Another method of copying DNA, sometimes used in vivo by bacteria and viruses, is the process of rolling circle replication.[20] In this form of replication, a single replication fork progresses around a circular molecule to form multiple linear copies of the DNA sequence. In cells, this process can be used to rapidly synthesize multiple copies of plasmids or viral genomes.
In the cell, rolling circle replication is initiated by an initiator protein encoded by the plasmid or virus DNA. This protein is able to nick one strand of the double-stranded, circular DNA molecule at a site called the double-strand origin (DSO) and remains bound to the 5' phosphate end of the nicked strand. The free 3' hydroxyl end is released and can serve as a primer for DNA synthesis. Using the unnicked strand as a template, replication proceeds around the circular DNA molecule, displacing the nicked strand as single-stranded DNA. Continued DNA synthesis produces multiple single-stranded linear copies of the original DNA in a continuous head-to-tail series. In vivo these linear copies are subsequently converted to double-stranded circular molecules.
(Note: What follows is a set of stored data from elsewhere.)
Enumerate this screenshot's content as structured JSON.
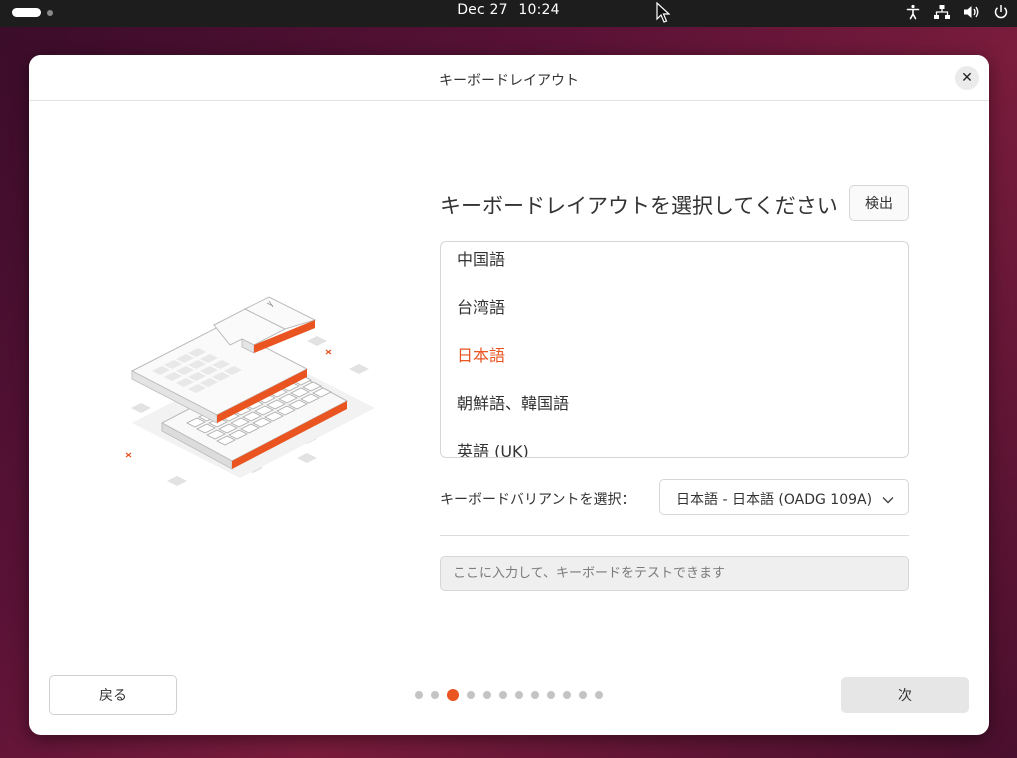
{
  "topbar": {
    "date": "Dec 27",
    "time": "10:24",
    "tray_icons": [
      "accessibility-icon",
      "network-icon",
      "volume-icon",
      "power-icon"
    ]
  },
  "window": {
    "title": "キーボードレイアウト",
    "heading": "キーボードレイアウトを選択してください",
    "detect_label": "検出",
    "layouts": [
      {
        "label": "中国語",
        "selected": false
      },
      {
        "label": "台湾語",
        "selected": false
      },
      {
        "label": "日本語",
        "selected": true
      },
      {
        "label": "朝鮮語、韓国語",
        "selected": false
      },
      {
        "label": "英語 (UK)",
        "selected": false
      }
    ],
    "variant_label": "キーボードバリアントを選択：",
    "variant_value": "日本語 - 日本語 (OADG 109A)",
    "test_placeholder": "ここに入力して、キーボードをテストできます",
    "back_label": "戻る",
    "next_label": "次",
    "pager": {
      "total": 12,
      "current": 3
    }
  },
  "colors": {
    "accent": "#e95420",
    "topbar": "#1d1d1d"
  }
}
Rolling circle replication can also be performed in vitro and has found wide uses in academic research and biotechnology, often used for amplification of DNA from very small amounts of starting material. Replication can be initiated by nicking a double-stranded circular DNA molecule or by hybridizing a primer to a single-stranded circle of DNA. The use of a reverse primer (or random primers) produces hyperbranched rolling circle amplification, resulting in exponential rather than linear growth of the DNA molecule.